As I said, I'm guilty as anyone else. Past Lenten practices have included daily prayer time (stuck for a while, now still a struggle), giving up the word "should," giving up television, saying grace before eating or drinking (I still forget), giving a small amount of money each day to a charity, and doing a carbon fast in which I analyzed my carbon footprint and tried to decrease it somehow (most suggestions I was already doing anyway). This year I considered a whole array of possibilities, most of which sounded remarkably close to what I thought about changing in my life 6 weeks ago, on New Year's Eve.

I think I've settled on something, but am still not sure. It's something that does involve reflection and prayer, and an attempt to repent and change a way of being which I believe blocks part of God's call on my life. But I'm not confident it's not just a delayed New Year's resolution. Tonight in our Ash Wednesday service, I'll be opening up space for silence and prayer inviting those gathered to ask God to show us how we might best experience this Lenten season. I'll be paying attention, waiting for God's answer. Somehow, I bet the words of Isaiah 58 will ring in my ears.

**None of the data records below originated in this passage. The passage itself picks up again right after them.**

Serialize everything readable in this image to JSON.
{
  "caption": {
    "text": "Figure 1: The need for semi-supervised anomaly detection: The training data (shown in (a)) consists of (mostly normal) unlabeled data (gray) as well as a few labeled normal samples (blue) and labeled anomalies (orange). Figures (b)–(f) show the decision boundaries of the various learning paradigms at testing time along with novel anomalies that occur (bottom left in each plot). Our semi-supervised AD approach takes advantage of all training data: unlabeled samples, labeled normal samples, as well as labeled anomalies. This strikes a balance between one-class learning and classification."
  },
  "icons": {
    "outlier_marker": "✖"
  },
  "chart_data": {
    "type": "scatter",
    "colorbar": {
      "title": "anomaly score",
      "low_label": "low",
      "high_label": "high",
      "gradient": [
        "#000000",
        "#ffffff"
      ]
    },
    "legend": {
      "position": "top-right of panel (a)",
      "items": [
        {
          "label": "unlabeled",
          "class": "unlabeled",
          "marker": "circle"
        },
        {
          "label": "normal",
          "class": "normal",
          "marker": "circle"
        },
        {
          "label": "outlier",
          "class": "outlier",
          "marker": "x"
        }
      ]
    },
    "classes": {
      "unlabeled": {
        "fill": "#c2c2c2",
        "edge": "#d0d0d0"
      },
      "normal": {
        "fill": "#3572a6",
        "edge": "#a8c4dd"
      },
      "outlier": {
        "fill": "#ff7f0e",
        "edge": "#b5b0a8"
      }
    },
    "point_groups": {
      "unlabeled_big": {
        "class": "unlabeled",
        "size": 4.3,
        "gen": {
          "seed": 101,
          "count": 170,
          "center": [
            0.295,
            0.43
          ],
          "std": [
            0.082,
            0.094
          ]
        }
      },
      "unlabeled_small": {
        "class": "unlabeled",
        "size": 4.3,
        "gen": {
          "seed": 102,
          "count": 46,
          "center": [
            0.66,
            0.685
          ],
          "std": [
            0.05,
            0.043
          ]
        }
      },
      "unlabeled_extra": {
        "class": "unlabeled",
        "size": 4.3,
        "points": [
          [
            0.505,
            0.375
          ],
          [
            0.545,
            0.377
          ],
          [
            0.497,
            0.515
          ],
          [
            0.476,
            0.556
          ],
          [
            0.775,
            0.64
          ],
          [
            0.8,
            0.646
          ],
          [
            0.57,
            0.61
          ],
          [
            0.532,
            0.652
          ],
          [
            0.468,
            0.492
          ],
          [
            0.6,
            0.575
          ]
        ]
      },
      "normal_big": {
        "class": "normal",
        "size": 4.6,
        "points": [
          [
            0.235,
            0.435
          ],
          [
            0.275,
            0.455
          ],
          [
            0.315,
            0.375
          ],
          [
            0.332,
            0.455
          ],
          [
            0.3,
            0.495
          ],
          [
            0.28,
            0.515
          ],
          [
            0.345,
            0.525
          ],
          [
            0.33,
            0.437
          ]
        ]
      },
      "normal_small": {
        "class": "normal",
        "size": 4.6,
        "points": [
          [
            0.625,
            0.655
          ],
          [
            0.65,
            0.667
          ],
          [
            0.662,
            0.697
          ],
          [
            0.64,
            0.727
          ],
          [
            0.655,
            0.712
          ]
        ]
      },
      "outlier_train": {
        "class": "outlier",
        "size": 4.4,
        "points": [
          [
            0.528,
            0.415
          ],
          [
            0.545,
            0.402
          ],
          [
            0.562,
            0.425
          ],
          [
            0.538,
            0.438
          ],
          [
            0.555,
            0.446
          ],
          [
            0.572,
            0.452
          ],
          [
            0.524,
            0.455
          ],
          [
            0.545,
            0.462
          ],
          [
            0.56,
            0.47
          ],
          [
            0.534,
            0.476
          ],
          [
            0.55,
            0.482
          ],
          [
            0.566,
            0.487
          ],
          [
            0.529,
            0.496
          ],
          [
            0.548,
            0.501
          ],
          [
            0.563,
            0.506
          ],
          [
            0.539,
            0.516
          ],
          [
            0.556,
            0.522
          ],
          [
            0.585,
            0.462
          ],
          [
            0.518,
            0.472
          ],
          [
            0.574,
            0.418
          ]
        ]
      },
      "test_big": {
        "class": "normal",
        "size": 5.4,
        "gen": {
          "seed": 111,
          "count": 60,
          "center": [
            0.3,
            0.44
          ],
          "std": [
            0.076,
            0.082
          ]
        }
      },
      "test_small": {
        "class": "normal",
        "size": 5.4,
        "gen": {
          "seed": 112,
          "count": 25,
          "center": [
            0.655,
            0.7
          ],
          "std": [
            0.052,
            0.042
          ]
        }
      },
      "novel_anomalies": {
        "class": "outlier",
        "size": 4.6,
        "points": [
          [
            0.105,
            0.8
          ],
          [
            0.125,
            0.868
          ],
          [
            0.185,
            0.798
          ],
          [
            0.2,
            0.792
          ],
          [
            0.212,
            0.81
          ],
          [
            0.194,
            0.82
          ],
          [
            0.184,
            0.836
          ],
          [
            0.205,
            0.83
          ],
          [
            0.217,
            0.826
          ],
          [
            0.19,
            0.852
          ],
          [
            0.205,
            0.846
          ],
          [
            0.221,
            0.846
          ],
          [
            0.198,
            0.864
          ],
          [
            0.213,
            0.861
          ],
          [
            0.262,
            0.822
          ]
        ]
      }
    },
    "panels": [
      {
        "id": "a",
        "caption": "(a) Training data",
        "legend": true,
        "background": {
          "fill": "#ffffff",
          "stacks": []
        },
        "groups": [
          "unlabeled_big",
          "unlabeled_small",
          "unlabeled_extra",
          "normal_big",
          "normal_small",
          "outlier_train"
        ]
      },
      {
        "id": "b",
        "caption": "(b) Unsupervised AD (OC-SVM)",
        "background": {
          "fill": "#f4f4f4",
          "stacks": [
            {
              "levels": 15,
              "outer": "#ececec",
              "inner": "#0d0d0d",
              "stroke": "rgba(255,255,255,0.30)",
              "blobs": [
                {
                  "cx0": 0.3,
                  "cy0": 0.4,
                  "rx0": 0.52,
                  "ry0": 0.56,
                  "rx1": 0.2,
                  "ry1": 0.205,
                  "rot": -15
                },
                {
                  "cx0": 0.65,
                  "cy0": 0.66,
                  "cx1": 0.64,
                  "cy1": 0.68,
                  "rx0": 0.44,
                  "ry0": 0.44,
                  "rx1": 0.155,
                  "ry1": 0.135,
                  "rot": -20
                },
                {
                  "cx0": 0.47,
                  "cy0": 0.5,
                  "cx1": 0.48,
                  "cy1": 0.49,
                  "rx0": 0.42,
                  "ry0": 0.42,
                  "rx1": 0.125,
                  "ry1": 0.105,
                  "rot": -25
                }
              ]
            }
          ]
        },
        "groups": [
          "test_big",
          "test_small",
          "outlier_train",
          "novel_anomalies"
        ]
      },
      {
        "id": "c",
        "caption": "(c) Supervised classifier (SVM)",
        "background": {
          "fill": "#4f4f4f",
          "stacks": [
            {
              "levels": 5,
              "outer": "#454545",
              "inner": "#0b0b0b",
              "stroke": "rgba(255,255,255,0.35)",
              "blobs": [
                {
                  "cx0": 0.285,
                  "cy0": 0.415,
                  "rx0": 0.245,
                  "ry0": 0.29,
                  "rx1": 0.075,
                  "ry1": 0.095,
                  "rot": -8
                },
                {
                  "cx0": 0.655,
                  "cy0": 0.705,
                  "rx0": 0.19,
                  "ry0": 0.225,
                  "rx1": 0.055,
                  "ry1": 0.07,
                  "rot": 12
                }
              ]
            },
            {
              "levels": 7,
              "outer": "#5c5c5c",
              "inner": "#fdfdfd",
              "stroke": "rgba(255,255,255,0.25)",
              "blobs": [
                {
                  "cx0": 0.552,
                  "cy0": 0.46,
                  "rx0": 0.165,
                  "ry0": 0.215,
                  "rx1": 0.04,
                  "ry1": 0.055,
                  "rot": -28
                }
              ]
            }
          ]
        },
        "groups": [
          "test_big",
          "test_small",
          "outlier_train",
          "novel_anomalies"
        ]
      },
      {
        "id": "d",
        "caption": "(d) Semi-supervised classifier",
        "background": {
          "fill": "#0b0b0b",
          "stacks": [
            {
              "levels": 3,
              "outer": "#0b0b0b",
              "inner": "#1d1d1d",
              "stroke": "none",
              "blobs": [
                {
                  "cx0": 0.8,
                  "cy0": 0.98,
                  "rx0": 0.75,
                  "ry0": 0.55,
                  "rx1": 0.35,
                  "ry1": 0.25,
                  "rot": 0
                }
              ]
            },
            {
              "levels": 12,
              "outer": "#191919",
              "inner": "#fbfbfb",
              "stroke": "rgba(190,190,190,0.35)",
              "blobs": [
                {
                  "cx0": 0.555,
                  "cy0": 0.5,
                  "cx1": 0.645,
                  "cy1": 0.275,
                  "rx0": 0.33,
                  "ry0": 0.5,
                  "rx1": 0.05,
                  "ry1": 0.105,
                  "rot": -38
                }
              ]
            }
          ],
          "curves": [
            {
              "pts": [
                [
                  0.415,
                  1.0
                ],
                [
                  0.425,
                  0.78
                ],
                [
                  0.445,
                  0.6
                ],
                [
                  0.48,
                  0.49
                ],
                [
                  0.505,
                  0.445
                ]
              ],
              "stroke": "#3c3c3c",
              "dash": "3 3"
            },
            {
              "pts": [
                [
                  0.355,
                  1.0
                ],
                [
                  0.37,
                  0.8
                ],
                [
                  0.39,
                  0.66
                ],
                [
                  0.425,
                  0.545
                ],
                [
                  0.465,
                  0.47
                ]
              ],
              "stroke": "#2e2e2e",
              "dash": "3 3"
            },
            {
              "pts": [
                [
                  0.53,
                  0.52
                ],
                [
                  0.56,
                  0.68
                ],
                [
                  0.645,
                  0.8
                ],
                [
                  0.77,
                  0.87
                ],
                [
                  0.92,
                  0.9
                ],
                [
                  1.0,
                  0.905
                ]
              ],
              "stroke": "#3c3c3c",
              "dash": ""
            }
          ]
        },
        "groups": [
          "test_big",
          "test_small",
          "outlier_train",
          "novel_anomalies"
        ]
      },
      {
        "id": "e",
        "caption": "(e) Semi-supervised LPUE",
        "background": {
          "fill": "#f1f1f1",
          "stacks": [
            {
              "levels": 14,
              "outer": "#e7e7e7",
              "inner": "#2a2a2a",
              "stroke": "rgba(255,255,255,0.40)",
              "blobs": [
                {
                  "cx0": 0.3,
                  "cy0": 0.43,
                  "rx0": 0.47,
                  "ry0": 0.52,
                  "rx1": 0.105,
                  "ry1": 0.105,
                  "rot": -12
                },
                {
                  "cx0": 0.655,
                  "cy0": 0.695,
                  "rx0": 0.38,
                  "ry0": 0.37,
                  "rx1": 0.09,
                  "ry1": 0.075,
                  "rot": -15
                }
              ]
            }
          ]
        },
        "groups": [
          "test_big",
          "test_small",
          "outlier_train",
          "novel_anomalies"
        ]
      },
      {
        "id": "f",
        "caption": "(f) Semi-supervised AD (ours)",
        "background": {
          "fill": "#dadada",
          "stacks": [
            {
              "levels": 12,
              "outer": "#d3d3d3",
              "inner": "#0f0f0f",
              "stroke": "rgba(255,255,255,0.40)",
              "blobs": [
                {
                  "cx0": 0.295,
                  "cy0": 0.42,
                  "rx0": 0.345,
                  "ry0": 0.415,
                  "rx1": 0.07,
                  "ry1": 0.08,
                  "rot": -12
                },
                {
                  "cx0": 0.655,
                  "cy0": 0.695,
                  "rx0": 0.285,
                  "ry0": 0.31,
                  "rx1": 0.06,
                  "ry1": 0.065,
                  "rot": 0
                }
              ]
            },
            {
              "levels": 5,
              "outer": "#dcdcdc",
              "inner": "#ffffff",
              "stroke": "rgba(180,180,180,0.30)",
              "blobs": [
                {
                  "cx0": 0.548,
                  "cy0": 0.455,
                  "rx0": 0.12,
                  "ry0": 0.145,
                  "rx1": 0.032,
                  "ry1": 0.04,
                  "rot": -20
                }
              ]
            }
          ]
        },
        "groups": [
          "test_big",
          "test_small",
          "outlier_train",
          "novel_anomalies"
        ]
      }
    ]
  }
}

5Is such the fast that I choose, a day to humble oneself? Is it to bow down the head like a bulrush, and to lie in sackcloth and ashes? Will you call this a fast, a day acceptable to theLord6Is not this the fast that I choose: to loose the bonds of injustice, to undo the thongs of the yoke, to let the oppressed go free, and to break every yoke? 7Is it not to share your bread with the hungry, and bring the homeless poor into your house; when you see the naked, to cover them, and not to hide yourself from your own kin?

May God grant each of us a sense of how She would wish us to experience Lent this year, which may have nothing to do with our own desires for self-improvement.